Unification Anxiety: The reasons people say no to Matia
When it comes to unifying your data stack around Matia, our customers get excited.
“You mean I don’t have to buy four tools, spend time integrating them, and deal with the headaches like security and governance that come along with it?”
Yes. Exactly.
And although there is excitement, the fear of the unknown is alway met with a little apprehension as well.
There are typically a few points that are brought up that customers want answers to before committing.
Instead of making you get on sales calls (we still welcome it, obviously) and waiting for you to bring these up, we wanted to address them head on. Here are the two main themes we hear:
- Migrations are too cumbersome
- If I switch to a platform, I loose some functionality
Migrating to Matia
Despite a lot of vendors calling tool migrations seamless, they still do require effort. However, with robust engineering and reliable support, we can take A LOT of the pressure off of our customers.
From an ingestion standpoint, we’ve built Matia to be fully backwards compatible with Fivetran. Users can move to Matia without disrupting their current data workflows. Many of our customers that migrated from Fivetran to another point solution prior to working with Matia had to essentially rebuild their pipelines from scratch. With Matia, all you need is a single schema name change. With auto-generated monitors covering freshness, row count, and schema changes, onboarding Matia observability capabilities is also seamless (we mean it!).

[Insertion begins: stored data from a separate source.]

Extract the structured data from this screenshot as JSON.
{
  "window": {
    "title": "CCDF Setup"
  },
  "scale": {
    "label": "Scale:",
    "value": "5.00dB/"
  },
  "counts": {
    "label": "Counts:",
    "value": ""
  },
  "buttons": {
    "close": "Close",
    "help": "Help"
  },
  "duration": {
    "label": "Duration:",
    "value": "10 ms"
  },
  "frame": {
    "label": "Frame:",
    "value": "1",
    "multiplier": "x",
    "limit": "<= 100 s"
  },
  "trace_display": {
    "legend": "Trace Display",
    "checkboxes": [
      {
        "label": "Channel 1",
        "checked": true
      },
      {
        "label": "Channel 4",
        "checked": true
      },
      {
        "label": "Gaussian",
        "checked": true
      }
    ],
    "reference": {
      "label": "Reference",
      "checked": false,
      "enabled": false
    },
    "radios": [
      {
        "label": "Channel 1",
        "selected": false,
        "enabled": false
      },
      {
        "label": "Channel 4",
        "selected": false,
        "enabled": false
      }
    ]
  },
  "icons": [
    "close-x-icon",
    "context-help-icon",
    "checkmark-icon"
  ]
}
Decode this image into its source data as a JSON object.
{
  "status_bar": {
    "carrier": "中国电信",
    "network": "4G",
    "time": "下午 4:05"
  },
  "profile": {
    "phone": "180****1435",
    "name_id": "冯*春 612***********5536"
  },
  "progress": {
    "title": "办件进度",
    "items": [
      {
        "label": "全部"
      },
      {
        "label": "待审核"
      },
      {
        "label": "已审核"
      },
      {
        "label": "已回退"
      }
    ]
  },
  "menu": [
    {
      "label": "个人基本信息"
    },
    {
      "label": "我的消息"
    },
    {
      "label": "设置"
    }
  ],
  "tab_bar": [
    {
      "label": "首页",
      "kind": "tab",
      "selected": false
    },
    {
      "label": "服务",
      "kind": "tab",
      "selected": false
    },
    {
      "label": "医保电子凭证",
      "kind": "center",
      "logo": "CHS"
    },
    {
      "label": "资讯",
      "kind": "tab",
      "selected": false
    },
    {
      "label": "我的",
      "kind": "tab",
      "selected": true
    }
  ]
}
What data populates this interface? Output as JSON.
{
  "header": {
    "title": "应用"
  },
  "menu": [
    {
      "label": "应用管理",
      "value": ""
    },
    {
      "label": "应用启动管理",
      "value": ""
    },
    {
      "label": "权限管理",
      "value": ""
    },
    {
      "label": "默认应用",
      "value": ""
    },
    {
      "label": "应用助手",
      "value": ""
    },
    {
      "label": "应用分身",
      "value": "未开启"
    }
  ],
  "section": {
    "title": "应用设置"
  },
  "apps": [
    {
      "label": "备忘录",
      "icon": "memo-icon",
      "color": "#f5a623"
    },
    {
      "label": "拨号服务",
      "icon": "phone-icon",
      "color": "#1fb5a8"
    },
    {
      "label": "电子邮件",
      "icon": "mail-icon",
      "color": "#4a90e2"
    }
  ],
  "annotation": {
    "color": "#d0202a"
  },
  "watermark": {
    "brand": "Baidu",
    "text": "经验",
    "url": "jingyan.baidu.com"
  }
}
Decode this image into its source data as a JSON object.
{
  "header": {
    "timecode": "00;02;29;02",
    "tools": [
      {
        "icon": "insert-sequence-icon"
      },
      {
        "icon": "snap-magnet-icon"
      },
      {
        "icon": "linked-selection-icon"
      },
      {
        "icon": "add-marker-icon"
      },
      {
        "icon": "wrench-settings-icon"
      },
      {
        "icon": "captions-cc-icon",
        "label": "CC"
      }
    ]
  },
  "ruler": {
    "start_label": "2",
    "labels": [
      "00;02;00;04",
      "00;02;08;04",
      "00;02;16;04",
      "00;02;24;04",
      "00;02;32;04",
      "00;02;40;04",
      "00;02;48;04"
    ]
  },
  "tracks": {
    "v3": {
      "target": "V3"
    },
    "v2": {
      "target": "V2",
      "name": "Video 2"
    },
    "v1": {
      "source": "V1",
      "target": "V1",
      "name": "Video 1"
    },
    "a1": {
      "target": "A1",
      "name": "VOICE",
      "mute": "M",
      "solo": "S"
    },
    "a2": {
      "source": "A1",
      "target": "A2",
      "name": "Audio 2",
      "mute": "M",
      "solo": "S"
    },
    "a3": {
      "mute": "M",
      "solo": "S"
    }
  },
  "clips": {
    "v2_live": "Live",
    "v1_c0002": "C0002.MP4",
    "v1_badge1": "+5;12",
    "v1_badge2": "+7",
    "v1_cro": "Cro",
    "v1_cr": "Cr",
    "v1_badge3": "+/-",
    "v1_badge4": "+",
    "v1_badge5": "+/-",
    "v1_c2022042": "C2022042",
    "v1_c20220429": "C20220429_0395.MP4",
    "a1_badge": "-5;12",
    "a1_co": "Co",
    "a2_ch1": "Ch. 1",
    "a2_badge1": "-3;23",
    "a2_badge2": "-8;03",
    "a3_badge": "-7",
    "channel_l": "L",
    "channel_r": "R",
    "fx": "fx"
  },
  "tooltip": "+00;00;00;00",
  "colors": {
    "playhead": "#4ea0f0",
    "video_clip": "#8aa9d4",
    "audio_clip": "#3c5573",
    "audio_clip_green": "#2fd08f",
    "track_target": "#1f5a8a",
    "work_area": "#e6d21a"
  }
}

Migrations can also be speedy. It took Honeybook a few hours to migrate a substantial volume data to Matia from a legacy ingestion/ETL provider. Once done, they were able to boost replication speed by 30% compared to a legacy solution.
Point solution to platform: how you gain functionality
The other major point of contention is moving from a point solution to a platform. Platforms are nice in theory, but based on prior experience with them, many customers believe that if you are going to widen your product purview, you will lose functionality along the way.
We cannot speak for other platforms, but with Matia, the opposite is true. You actually gain functionality through the unified platform approach.
Take data observability, by integrating observability and ingestion into one platform, customers can be alerted of data anomalies at the point of ingestion - before the data even lands at your snowflake or databricks environment. Other observability solutions will monitor if ingestion failed, but not natively alert you to anomalies within the data. They will however be sure to look into the data at a later (relatively random) time after those anomalies have already potentially made their way into your transformation layer.
When it comes to reverse ETL, we know you can orchestrate your way and have your Airflow get the dbt job to trigger that new reverse ETL pipeline just on time. But we wanted you to know that with Matia we reduced that process down to two clicks.
Another thing we’ve found is data teams today tend to be over-platformed. While some solutions may have certain functionalities, when you dig into, their teams don’t have a use for them with their current stack.
So there it is. We’re big believers that companies should have the infrastructure to scale when they’re ready without the headache of going through procurement and integrating a new tool, but they don’t have to loose functionality or sleep when they’re doing it.
Hopefully we saved you a sales call (and may have addressed your concerns as well).